Our team is small and focused
Our team, Infrastructure Engineering, is only three engineers right now. I work with two other engineers who I have incredible respect for and enjoy working with, Jon, and Kevin. Our manager, Rob has a strong technical background.
We work in an open, collaborative environment and regularly bounce ideas off one another. We also have a 55” monitor on which we do code reviews, display our Chef Client run metrics (via StatsD, Graphite, and Team Dashboard), and keep up with DevOps Reactions.
Though we have a small team, we are working closely with other teams to spread the DevOps love. For the past four months, we’ve had a couple of other engineers from our web ops team embedded on our team, sitting next to us, working on automating our web server builds and configuration. This has by far been the best way to cross-pollenate the devops culture and knowledge of Chef, Ruby, Git, code review, etc. At this point, our web ops team has successfully picked up Chef, Ruby, Git, etc. and is running with it with only a little help now and then. It’s been awesome to see them run with it.
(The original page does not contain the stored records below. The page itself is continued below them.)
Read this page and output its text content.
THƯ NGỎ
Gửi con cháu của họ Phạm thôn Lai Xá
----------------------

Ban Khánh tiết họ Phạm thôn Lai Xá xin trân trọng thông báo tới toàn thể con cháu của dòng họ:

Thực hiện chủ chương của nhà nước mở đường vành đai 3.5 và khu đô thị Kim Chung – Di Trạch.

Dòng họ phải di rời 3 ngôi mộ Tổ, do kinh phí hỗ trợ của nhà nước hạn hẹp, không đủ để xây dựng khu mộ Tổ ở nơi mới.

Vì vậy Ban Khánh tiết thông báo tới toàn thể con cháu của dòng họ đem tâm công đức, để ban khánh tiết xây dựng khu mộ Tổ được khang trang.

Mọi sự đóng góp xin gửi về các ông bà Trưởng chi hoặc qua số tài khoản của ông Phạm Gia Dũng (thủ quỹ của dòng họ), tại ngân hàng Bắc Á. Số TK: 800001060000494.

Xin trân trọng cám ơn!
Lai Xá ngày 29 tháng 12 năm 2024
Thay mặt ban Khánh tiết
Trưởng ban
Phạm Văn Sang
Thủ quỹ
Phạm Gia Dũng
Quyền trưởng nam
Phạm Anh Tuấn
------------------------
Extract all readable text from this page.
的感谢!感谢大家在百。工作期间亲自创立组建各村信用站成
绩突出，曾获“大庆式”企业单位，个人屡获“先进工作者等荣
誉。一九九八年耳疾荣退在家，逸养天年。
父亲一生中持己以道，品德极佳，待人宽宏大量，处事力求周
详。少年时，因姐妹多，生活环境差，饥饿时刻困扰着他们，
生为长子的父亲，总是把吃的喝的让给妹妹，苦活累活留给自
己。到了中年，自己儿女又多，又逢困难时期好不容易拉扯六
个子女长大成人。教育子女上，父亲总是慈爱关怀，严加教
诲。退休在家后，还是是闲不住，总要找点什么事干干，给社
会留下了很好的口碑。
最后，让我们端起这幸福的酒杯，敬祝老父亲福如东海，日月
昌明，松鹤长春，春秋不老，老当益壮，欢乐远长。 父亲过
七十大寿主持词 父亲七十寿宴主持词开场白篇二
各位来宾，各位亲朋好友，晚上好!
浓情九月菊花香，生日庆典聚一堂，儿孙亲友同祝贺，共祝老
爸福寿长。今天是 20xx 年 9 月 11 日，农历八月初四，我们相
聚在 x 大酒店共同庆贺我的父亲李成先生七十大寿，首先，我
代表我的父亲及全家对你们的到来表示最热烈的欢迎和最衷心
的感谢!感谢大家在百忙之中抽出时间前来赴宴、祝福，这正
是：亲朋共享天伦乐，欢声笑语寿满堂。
Though we have been primarily focused on automating our web servers, we have also written Chef cookbooks and recipes for a Hadoop cluster, SQL servers critical to our stores, and a WordPress blog setup for an incident status blog. There are new opportunities and challenges every week.
At Nordstrom, we are at the beginning of a cultural sea change
Up until very recently, Nordstrom has run a pretty traditional IT shop: big, heavily-planned projects, a preference for expensive, complicated vendor tools (Oracle, CA, Microsoft, BMC, etc.) and siloed teams. In the past 18 months we have been evolving towards a faster, more agile approach, but recently, I’ve seen a cultural sea change.
We had Adam Jacob and Chris McClimans from Opscode come in and do a Continuous Delivery pilot project with us for six weeks. We had weekly demos and by the end we had a working, prototype CD pipeline built which delivered code changes to our staging environment at the push of a button. It was eye-opening. That project has sparked an intense discussion around what it really takes to move at speed, to continually deliver customer features to prod instead of large batches.
More importantly, we are having the right discussions about the huge cultural changes required to truly adopt a DevOps culture. I have never seen leadership, from the CIO on down (or “up” in Nordstrom terms) more committed to setting Nordstrom on the course to DevOps, Continuous Delivery, and empowering engineers. It’s an exciting time to be here.
Will you join us?
We are looking to grow our team. Will you join us? We are looking for smart, passionate engineers who care about DevOps culture, contribute (or excited to be able to) to open source, and have experience with Chef, Puppet or other automation tools. As a team we are challenged to learn new things every day to make Nordstrom better. We care about metrics, we go to conferences (Ruby on Ales, ChefConf, Velocity, DevOps days this year), we love programming and solving problems.
Our whole team will be at ChefConf next week and two of us are speaking. Rob has a keynote, and I’ll be speaking about Chef on Windows. Two of us will also be at Velocity and DevOps Days in June. We’d love to meet you, and chat about the position. Feel free to DM us on Twitter or just meet us during one of the conferences.
If you’ve read this far, thank you. I hope I’ve made a compelling pitch for why I look forward to going to work everyday. We look forward to meeting you.